Chapter 5 introduces perhaps the most common neural network architecture, the feedforward backpropagation neural network. This type of neural network is the central focus of this book. In this chapter, you will see how to construct a feedforward neural network and how to train it using backpropagation. Backpropagation may not always be the optimal training algorithm.
Chapter 6 expands upon backpropagation by showing how to train a network using a genetic algorithm. A genetic algorithm creates a population of neural networks and only allows the best networks to ?mate? and produce offspring. Simulated annealing can also be a very effective means of training a feedforward neural network.
Chapter 7 continues the discussion of training methods by introducing simulated annealing. Simulated annealing simulates the heating and cooling of a metal to produce an optimal solution. Neural networks may contain unnecessary neurons.
Chapter 8 explains how to prune a neural network to its optimal size. Pruning allows unnecessary neurons to be removed from the neural network without adversely affecting the error rate of the network. The neural network will process information more quickly with fewer neurons. Prediction is another popular use for neural networks.
Chapter 9 introduces temporal neural networks, which attempt to predict the future. Prediction networks can be applied to many different problems, such as the prediction of sunspot cycles, weather, and the financial markets.
Chapter 10 builds upon chapter 9 by demonstrating how to apply temporal neural networks to the financial markets. The resulting neural network attempts to predict the direction of the S & P 500. Another neural network architecture is the self-organizing map (SOM). SOM?s are often used to group input into categories and are generally trained with an unsupervised training algorithm. An SOM uses a winner-takes-all strategy, in which the output is provided by the winning neuron?output is not produced by each of the neurons.

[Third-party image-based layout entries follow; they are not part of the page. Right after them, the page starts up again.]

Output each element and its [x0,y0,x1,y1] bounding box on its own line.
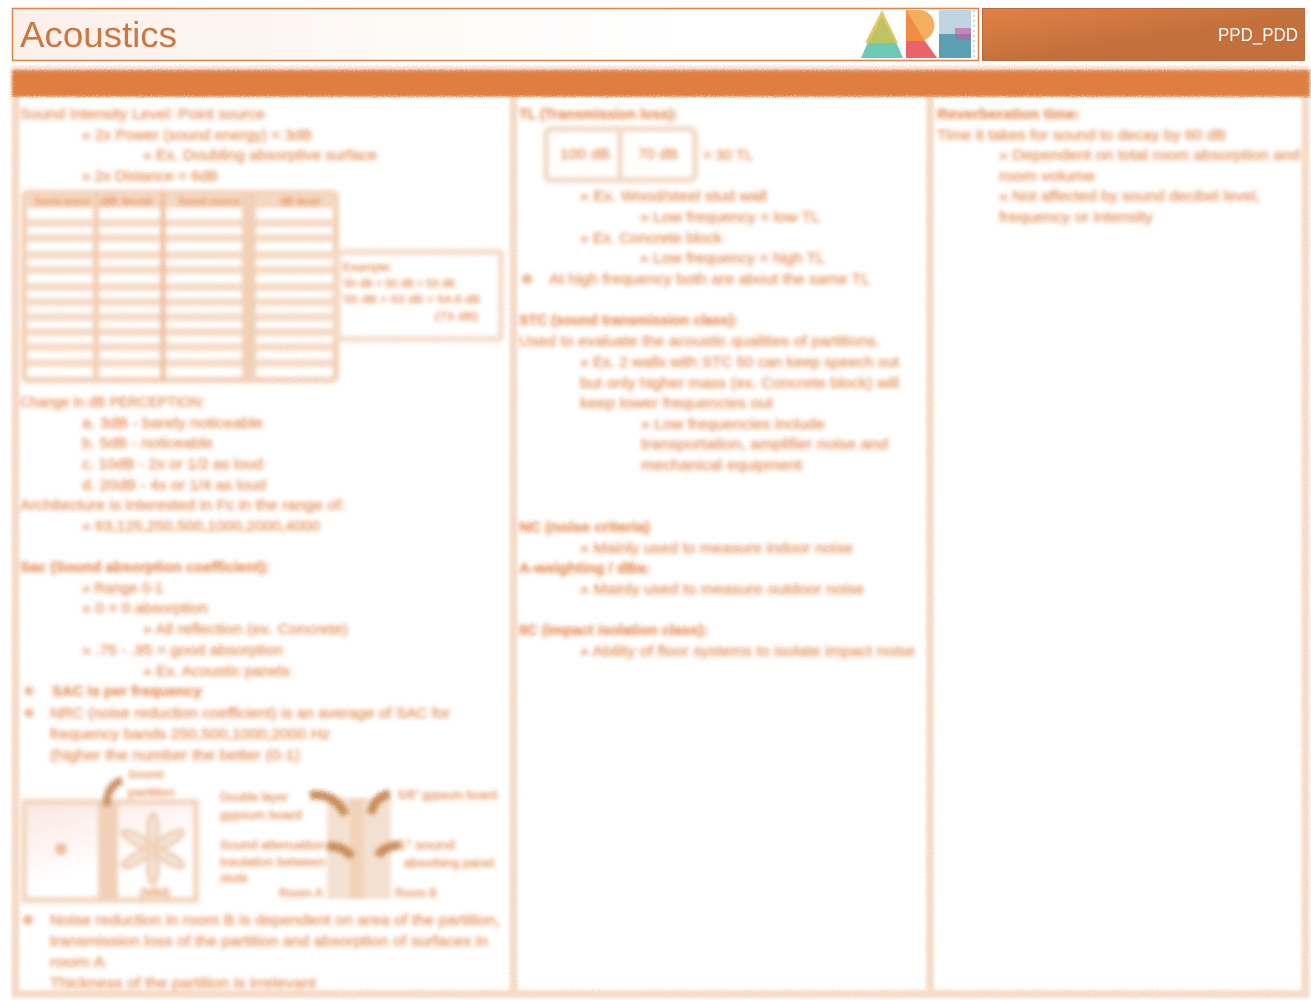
text block: noise reduction: transmission loss of the partition and absorption of surfaces in [50,933,488,950]
text block: sound transmission class: STC (sound transmission class): [519,312,738,329]
text block: sound absorption coefficient: » 0 = 0 absorption [82,600,208,617]
panel: left column [20,106,501,992]
text block: noise criteria and A-weighting: » Mainly used to measure outdoor noise [580,581,864,598]
diagram: transmission loss equation: 70 dB [638,146,678,163]
diagram: wall section: gypsum board [220,810,302,822]
text block: sound transmission class: but only higher mass (ex. Concrete block) will [580,375,899,392]
diagram: wall section: Room A [279,888,323,900]
text block: reverberation time: Reverberation time: [937,106,1080,123]
text block: noise criteria and A-weighting: » Mainly used to measure indoor noise [580,540,853,557]
diagram: room partition: (Mild) [140,887,170,899]
table: decibel levels: dB level [280,196,320,208]
text block: sound transmission class: » Low frequencies include [641,416,825,433]
text block: sound transmission class: keep lower frequencies out [580,395,774,412]
text block: transmission loss notes: » Ex. Wood/steel stud wall [580,188,767,205]
text block: noise reduction: Noise reduction in room B is dependent on area of the partition, [50,912,500,929]
title: Acoustics [20,14,177,55]
diagram: wall section: Room B [395,888,437,900]
header bar [12,70,1310,97]
callout: decibel addition example: (73 dB) [435,311,478,323]
diagram: wall section: 5/8" gypsum board [398,790,497,802]
diagram: transmission loss equation: 100 dB [560,146,610,163]
text block: noise criteria and A-weighting: NC (noise criteria) [519,519,650,536]
text block: impact isolation class [519,622,915,660]
text block: transmission loss: TL (Transmission loss): [519,106,678,123]
text block: reverberation time: room volume [999,168,1095,185]
text block: noise reduction: Thickness of the partition is irrelevant [50,975,317,992]
diagram: wall section [220,790,497,900]
text block: sound absorption coefficient: NRC (noise reduction coefficient) is an average of SAC for [50,705,450,722]
text block: sound absorption coefficient: » Range 0-1 [82,580,163,597]
text block: change in dB perception: a. 3dB - barely noticeable [82,415,263,432]
text block: sound transmission class: mechanical equipment [641,457,803,474]
icon: ARE logo [861,10,974,58]
text block: sound intensity level: » Ex. Doubling absorptive surface [143,147,377,164]
diagram: transmission loss equation [546,129,753,180]
text block: noise criteria and A-weighting: A-weighting / dBa: [519,560,650,577]
table: decibel levels [24,192,336,381]
diagram: room partition: Sound [128,769,163,781]
text block: change in dB perception [20,394,345,535]
text block: sound intensity level [20,106,377,185]
text block: change in dB perception: c. 10dB - 2x or 1/2 as loud [82,456,263,473]
text block: sound intensity level: » 2x Power (sound energy) = 3dB [82,127,312,144]
diagram: room partition [24,769,196,900]
text block: sound absorption coefficient: Sac (Sound absorption coefficient): [20,559,270,576]
text block: sound transmission class: transportation, amplifier noise and [641,436,888,453]
text block: sound intensity level: » 2x Distance = 6dB [82,168,218,185]
code banner [982,8,1304,60]
callout: decibel addition example: 50 dB + 53 dB = 54.8 dB [344,294,480,306]
text block: sound absorption coefficient: frequency bands 250,500,1000,2000 Hz [50,726,330,743]
text block: sound absorption coefficient [20,559,450,764]
text block: reverberation time [937,106,1300,226]
diagram: wall section: Double layer [220,792,288,804]
text block: transmission loss notes: » Low frequency = high TL [640,250,825,267]
text block: sound absorption coefficient: » .75 - .95 = good absorption [82,642,283,659]
text block: reverberation time: » Not affected by sound decibel level, [999,188,1260,205]
text block: change in dB perception: Architecture is interested in Fc in the range of: [20,497,345,514]
diagram: wall section: 1" sound [398,840,455,852]
panel: right column [937,106,1300,226]
text block: transmission loss notes: » Ex. Concrete block [580,230,723,247]
diagram: room partition: partition [128,787,175,799]
diagram: wall section: absorbing panel [404,858,494,870]
panel: middle column [519,106,915,660]
callout: decibel addition example [338,252,501,339]
table: decibel levels: dB level [100,196,152,208]
table: decibel levels: Sound source [34,196,90,208]
diagram: transmission loss equation: = 30 TL [703,147,753,164]
table: decibel levels: Sound source [178,196,240,208]
text block: sound absorption coefficient: » All reflection (ex. Concrete) [143,621,348,638]
text block: sound transmission class: » Ex. 2 walls with STC 50 can keep speech out [580,354,900,371]
text block: reverberation time: frequency or intensity [999,209,1154,226]
text block: sound absorption coefficient: (higher the number the better (0-1) [50,747,300,764]
text block: change in dB perception: Change in dB PERCEPTION: [20,394,205,411]
text block: change in dB perception: b. 5dB - noticeable [82,435,213,452]
course code: PPD_PDD [1218,24,1298,46]
text block: noise criteria and A-weighting [519,519,864,598]
text block: transmission loss notes: » Low frequency = low TL [640,209,820,226]
title box [12,8,978,60]
callout: decibel addition example: 50 dB + 50 dB = 53 dB [344,278,455,290]
text block: transmission loss notes: At high frequency both are about the same TL [549,271,870,288]
callout: decibel addition example: Example: [343,262,392,274]
text block: sound absorption coefficient: SAC is per frequency [52,683,203,700]
text block: sound transmission class: Used to evaluate the acoustic qualities of partitions. [519,333,880,350]
diagram: wall section: insulation between [220,857,325,869]
text block: reverberation time: » Dependent on total room absorption and [999,147,1300,164]
text block: change in dB perception: d. 20dB - 4x or 1/4 as loud [82,477,266,494]
diagram: wall section: studs [220,873,248,885]
text block: impact isolation class: IIC (impact isolation class): [519,622,708,639]
text block: noise reduction [23,912,500,992]
text block: impact isolation class: » Ability of floor systems to isolate impact noise [580,643,915,660]
text block: sound intensity level: Sound Intensity Level: Point source [20,106,265,123]
text block: transmission loss notes [522,188,870,288]
diagram: wall section: Sound attenuation [220,840,325,852]
text block: sound transmission class [519,312,900,474]
text block: noise reduction: room A [50,954,105,971]
text block: sound absorption coefficient: » Ex. Acoustic panels [143,663,290,680]
text block: change in dB perception: » 63,125,250,500,1000,2000,4000 [82,518,320,535]
text block: reverberation time: Time it takes for sound to decay by 60 dB [937,127,1226,144]
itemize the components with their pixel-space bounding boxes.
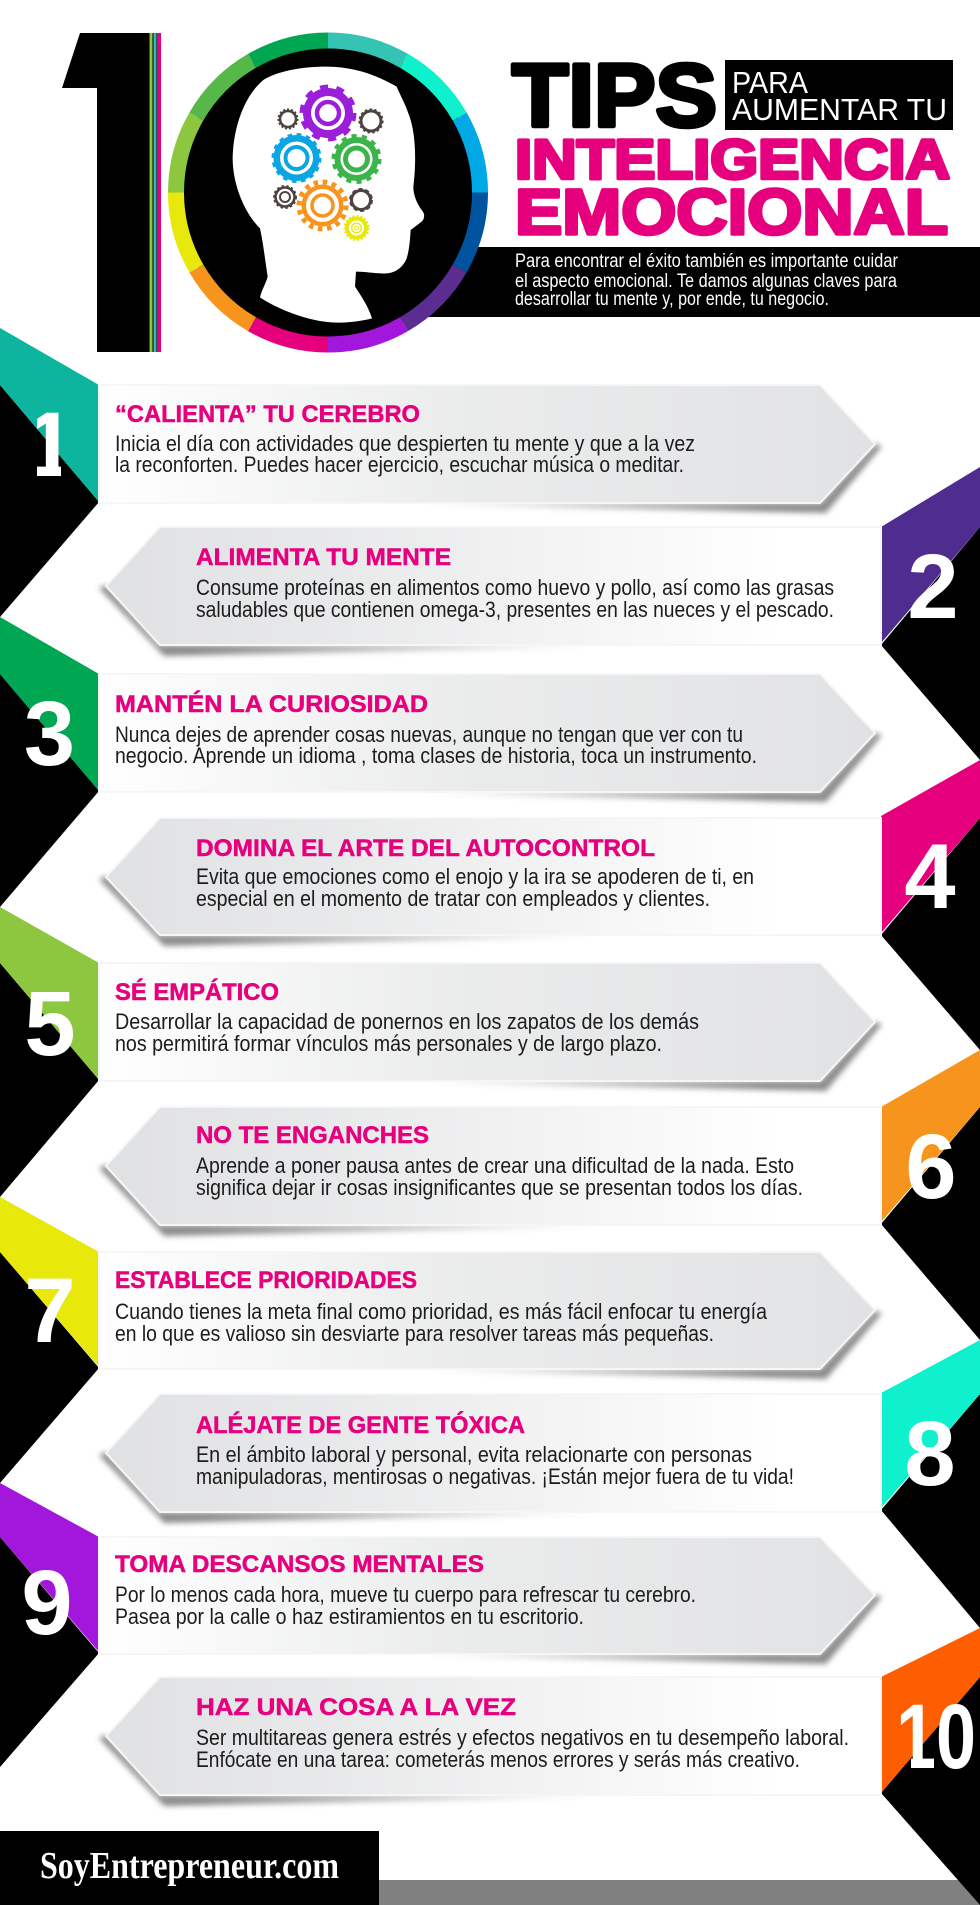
- brown gear lower right: [350, 189, 372, 211]
- body 10: Ser multitareas genera estrés y efectos negativos en tu desempeño laboral.: [196, 1725, 849, 1750]
- body 3: Nunca dejes de aprender cosas nuevas, aunque no tengan que ver con tu: [115, 722, 743, 747]
- colour tab 8: [881, 1340, 980, 1508]
- tip 10: [99, 1628, 980, 1806]
- tip 9: [0, 1483, 882, 1664]
- number 4: 4: [904, 826, 956, 928]
- tip 3: [0, 617, 882, 802]
- word TIPS: TIPS: [512, 45, 717, 145]
- body 1: Inicia el día con actividades que despierten tu mente y que a la vez: [115, 431, 695, 456]
- tip 5: [0, 907, 882, 1091]
- number 2: 2: [907, 536, 959, 638]
- body 3: [115, 722, 757, 768]
- body 9: Por lo menos cada hora, mueve tu cuerpo para refrescar tu cerebro.: [115, 1582, 696, 1607]
- brown gear lower left: [274, 186, 296, 208]
- black subtitle box: PARA: [732, 65, 808, 100]
- colour tab 10: [881, 1628, 980, 1793]
- body 6: Aprende a poner pausa antes de crear una dificultad de la nada. Esto: [196, 1153, 794, 1178]
- heading 8: ALÉJATE DE GENTE TÓXICA: [196, 1411, 525, 1439]
- number 6: 6: [905, 1116, 957, 1218]
- body 7: en lo que es valioso sin desviarte para resolver tareas más pequeñas.: [115, 1321, 714, 1346]
- tip 1: [0, 328, 882, 513]
- arrow panel 4: [99, 818, 881, 946]
- arrow panel 3: [99, 674, 882, 802]
- colour tab 5: [0, 907, 99, 1080]
- intro band: desarrollar tu mente y, por ende, tu negocio.: [515, 289, 829, 310]
- big numeral one: [62, 33, 161, 352]
- arrow panel 6: [99, 1107, 881, 1236]
- tip 2: [99, 467, 980, 656]
- body 5: Desarrollar la capacidad de ponernos en los zapatos de los demás: [115, 1009, 699, 1034]
- word INTELIGENCIA: INTELIGENCIA: [515, 128, 950, 190]
- colour tab 3: [0, 617, 99, 791]
- heading 5: SÉ EMPÁTICO: [115, 978, 279, 1006]
- colour tab 9: [0, 1483, 99, 1652]
- colour tab 4: [881, 760, 980, 933]
- intro band: Para encontrar el éxito también es importante cuidar: [515, 251, 899, 272]
- body 9: Pasea por la calle o haz estiramientos en tu escritorio.: [115, 1604, 584, 1629]
- purple gear: [302, 87, 354, 139]
- heading 6: NO TE ENGANCHES: [196, 1122, 429, 1149]
- arrow panel 9: [99, 1537, 882, 1664]
- body 4: Evita que emociones como el enojo y la ira se apoderen de ti, en: [196, 864, 754, 889]
- body 5: [115, 1009, 699, 1056]
- title: [512, 45, 953, 248]
- heading 1: “CALIENTA” TU CEREBRO: [115, 401, 420, 428]
- body 3: negocio. Aprende un idioma , toma clases de historia, toca un instrumento.: [115, 743, 757, 768]
- side chevrons: [0, 385, 980, 1905]
- green gear: [334, 136, 379, 182]
- body 8: [196, 1442, 794, 1489]
- heading 2: ALIMENTA TU MENTE: [196, 544, 451, 571]
- body 10: Enfócate en una tarea: cometerás menos errores y serás más creativo.: [196, 1747, 800, 1772]
- arrow panel 2: [99, 527, 881, 656]
- body 9: [115, 1582, 696, 1629]
- number 3: 3: [24, 683, 75, 785]
- tip 7: [0, 1197, 882, 1379]
- blue gear: [273, 134, 320, 182]
- body 2: saludables que contienen omega-3, presentes en las nueces y el pescado.: [196, 597, 834, 622]
- heading 10: HAZ UNA COSA A LA VEZ: [196, 1694, 516, 1721]
- body 2: [196, 575, 834, 622]
- arrow panel 7: [99, 1252, 882, 1379]
- body 6: significa dejar ir cosas insignificantes que se presentan todos los días.: [196, 1175, 803, 1200]
- orange gear: [299, 182, 346, 229]
- number 1: 1: [24, 394, 76, 496]
- number 9: 9: [21, 1552, 73, 1654]
- black subtitle box: [725, 60, 953, 130]
- body 8: En el ámbito laboral y personal, evita relacionarte con personas: [196, 1442, 752, 1467]
- number 7: 7: [24, 1260, 76, 1362]
- circle with head: [176, 40, 480, 344]
- colour tab 7: [0, 1197, 99, 1367]
- colour tab 6: [881, 1050, 980, 1222]
- arrow panel 8: [99, 1394, 881, 1523]
- body 7: Cuando tienes la meta final como prioridad, es más fácil enfocar tu energía: [115, 1299, 768, 1324]
- heading 3: MANTÉN LA CURIOSIDAD: [115, 690, 428, 718]
- body 1: [115, 431, 695, 477]
- footer logo: SoyEntrepreneur.com: [40, 1845, 339, 1887]
- heading 7: ESTABLECE PRIORIDADES: [115, 1267, 417, 1294]
- footer grey bar: [379, 1880, 980, 1905]
- body 1: la reconforten. Puedes hacer ejercicio, escuchar música o meditar.: [115, 452, 684, 477]
- header: [62, 33, 980, 352]
- intro band: [400, 247, 980, 317]
- tip 8: [99, 1340, 980, 1523]
- colour ring: [176, 40, 480, 344]
- word EMOCIONAL: EMOCIONAL: [515, 176, 948, 248]
- body 10: [196, 1725, 849, 1772]
- tip 4: [99, 760, 980, 946]
- small brown gear: [278, 109, 298, 129]
- brown gear right: [359, 109, 383, 133]
- number 8: 8: [904, 1403, 956, 1505]
- arrow panel 10: [99, 1677, 881, 1806]
- gears: [273, 87, 383, 240]
- yellow gear: [344, 216, 368, 240]
- body 4: especial en el momento de tratar con empleados y clientes.: [196, 886, 710, 911]
- tip 6: [99, 1050, 980, 1236]
- body 2: Consume proteínas en alimentos como huevo y pollo, así como las grasas: [196, 575, 834, 600]
- intro band: el aspecto emocional. Te damos algunas claves para: [515, 271, 897, 292]
- body 4: [196, 864, 754, 911]
- number 5: 5: [24, 973, 76, 1075]
- black subtitle box: AUMENTAR TU: [732, 92, 947, 127]
- body 8: manipuladoras, mentirosas o negativas. ¡Están mejor fuera de tu vida!: [196, 1464, 794, 1489]
- body 5: nos permitirá formar vínculos más personales y de largo plazo.: [115, 1031, 662, 1056]
- colour tab 1: [0, 328, 99, 502]
- colour tab 2: [881, 467, 980, 643]
- head silhouette: [233, 67, 424, 323]
- body 6: [196, 1153, 803, 1200]
- heading 4: DOMINA EL ARTE DEL AUTOCONTROL: [196, 835, 655, 862]
- footer logo: [0, 1831, 379, 1905]
- heading 9: TOMA DESCANSOS MENTALES: [115, 1551, 484, 1578]
- arrow panel 5: [99, 963, 882, 1091]
- body 7: [115, 1299, 768, 1346]
- arrow panel 1: [99, 385, 882, 513]
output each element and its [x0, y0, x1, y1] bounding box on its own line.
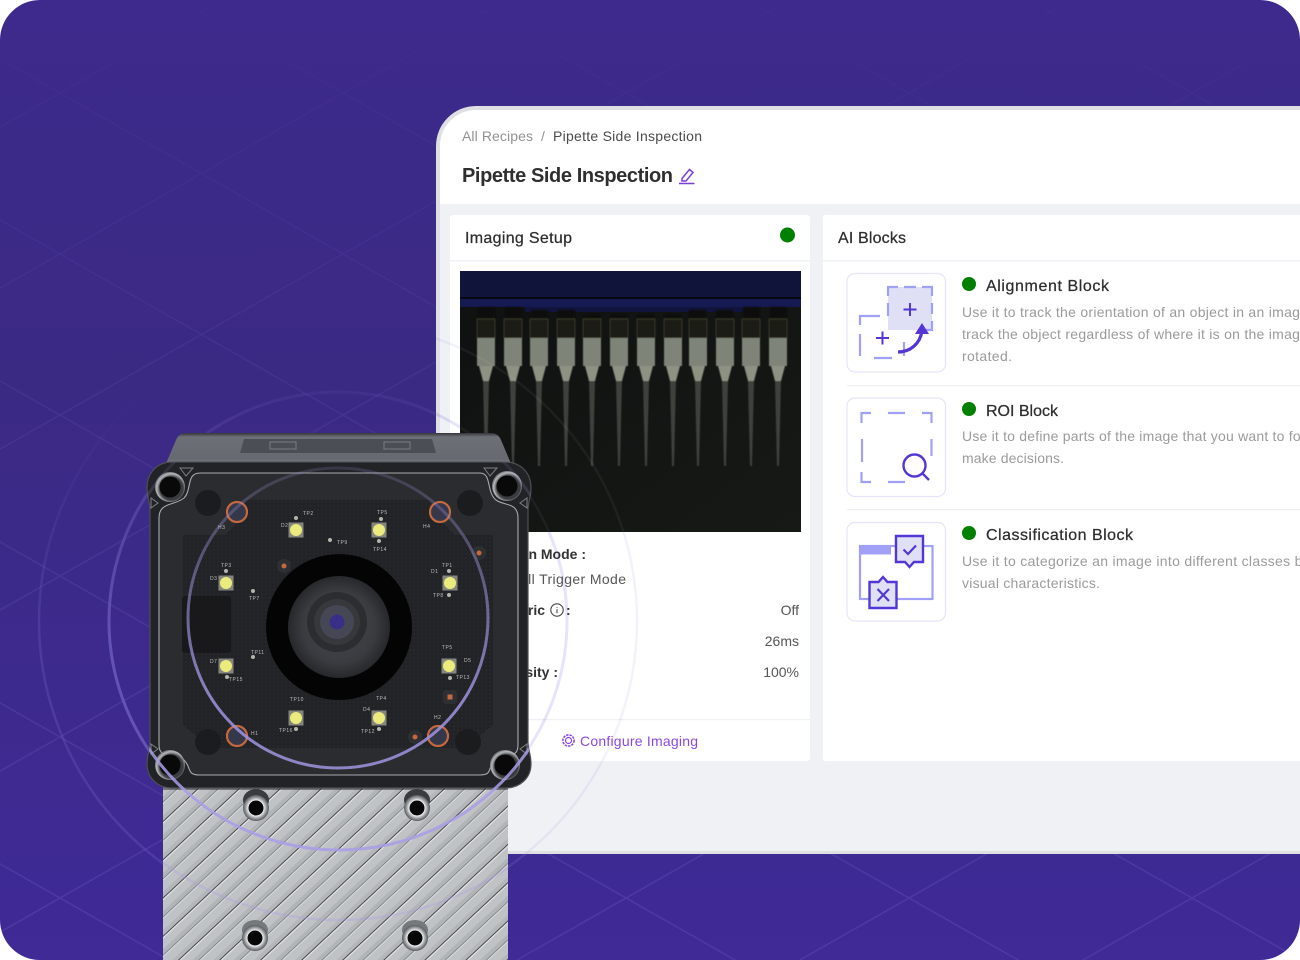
block description: [962, 304, 1300, 364]
block title: Alignment Block: [986, 278, 1110, 295]
block description: [962, 428, 1300, 466]
settings list: Full Trigger Mode: [511, 571, 626, 587]
icon: classification: [860, 536, 932, 608]
board silk labels: TP14: [373, 547, 387, 553]
block description: make decisions.: [962, 450, 1064, 466]
board silk labels: TP9: [337, 540, 348, 546]
board silk labels: D5: [464, 658, 471, 664]
camera front body: [147, 462, 531, 788]
board silk labels: TP1: [442, 563, 453, 569]
settings list: Acquisition Mode :: [461, 546, 586, 562]
top label plate: [240, 439, 436, 453]
indicator: [962, 526, 976, 540]
block title: Classification Block: [986, 527, 1134, 544]
board silk labels: TP5: [442, 645, 453, 651]
board silk labels: TP5: [377, 510, 388, 516]
mounting screws: [242, 789, 430, 951]
camera top housing: [165, 433, 512, 466]
pipette row: [477, 307, 787, 466]
breadcrumb: /: [541, 128, 545, 144]
rings over camera: [148, 462, 530, 922]
board silk labels: H3: [218, 525, 225, 531]
board silk labels: D7: [210, 659, 217, 665]
board silk labels: H1: [251, 731, 258, 737]
settings list: 26ms: [765, 633, 799, 649]
board silk labels: TP3: [221, 563, 232, 569]
settings list: Light Intensity :: [454, 664, 558, 680]
board silk labels: H4: [423, 524, 430, 530]
icon: roi: [862, 413, 932, 482]
orange mount rings: [227, 502, 450, 746]
breadcrumb: All Recipes: [462, 128, 533, 144]
block: roi: [847, 398, 1300, 496]
board silk labels: D4: [363, 707, 370, 713]
settings list: Off: [781, 602, 799, 618]
panel: ai blocks: [823, 215, 1300, 761]
icon: alignment: [860, 287, 932, 358]
board silk labels: H2: [434, 715, 441, 721]
page title: Pipette Side Inspection: [462, 165, 673, 187]
block description: Use it to track the orientation of an object in an image: [962, 304, 1300, 320]
settings list: Metric: [504, 602, 545, 618]
board silk labels: TP16: [279, 728, 293, 734]
board silk labels: TP11: [251, 650, 265, 656]
board silk labels: TP12: [361, 729, 375, 735]
board silk labels: D2: [281, 523, 288, 529]
breadcrumb: Pipette Side Inspection: [553, 128, 702, 144]
board silk labels: D3: [210, 576, 217, 582]
block: classification: [847, 522, 1300, 621]
board silk labels: D1: [431, 569, 438, 575]
settings list: [454, 546, 799, 680]
lens: [266, 554, 412, 700]
corner screws: [155, 471, 522, 780]
block description: rotated.: [962, 348, 1012, 364]
indicator: [962, 277, 976, 291]
board silk labels: TP13: [456, 675, 470, 681]
board silk labels: TP2: [303, 511, 314, 517]
board silk labels: TP4: [376, 696, 387, 702]
breadcrumb: [462, 128, 702, 144]
status dot: [780, 228, 795, 242]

Chapter 11 provides an introduction to SOMs and demonstrates how to use them. Handwriting recognition is a popular use for SOMs.
Chapter 12 continues where chapter 11 leaves off, by demonstrating how to use an SOM to read handwritten characters. The neural network must be provided with a sample of the handwriting that it is to analyze. This handwriting is categorized using the 26 characters of the Latin alphabet. The neural network is then able to recognize new characters.
Chapter 13 introduces bot programming and explains how to use a neural network to help identify data. Bots are computer programs that perform repetitive tasks. An HTTP bot is a special type of bot that uses the web much like a human uses it. The neural network is trained to recognize the specific types of data for which the bot is searching.
The book ends with chapter 14, which discusses the future of neural networks, quantum computing, and how it applies to neural networks. The Encog neural network framework is also introduced.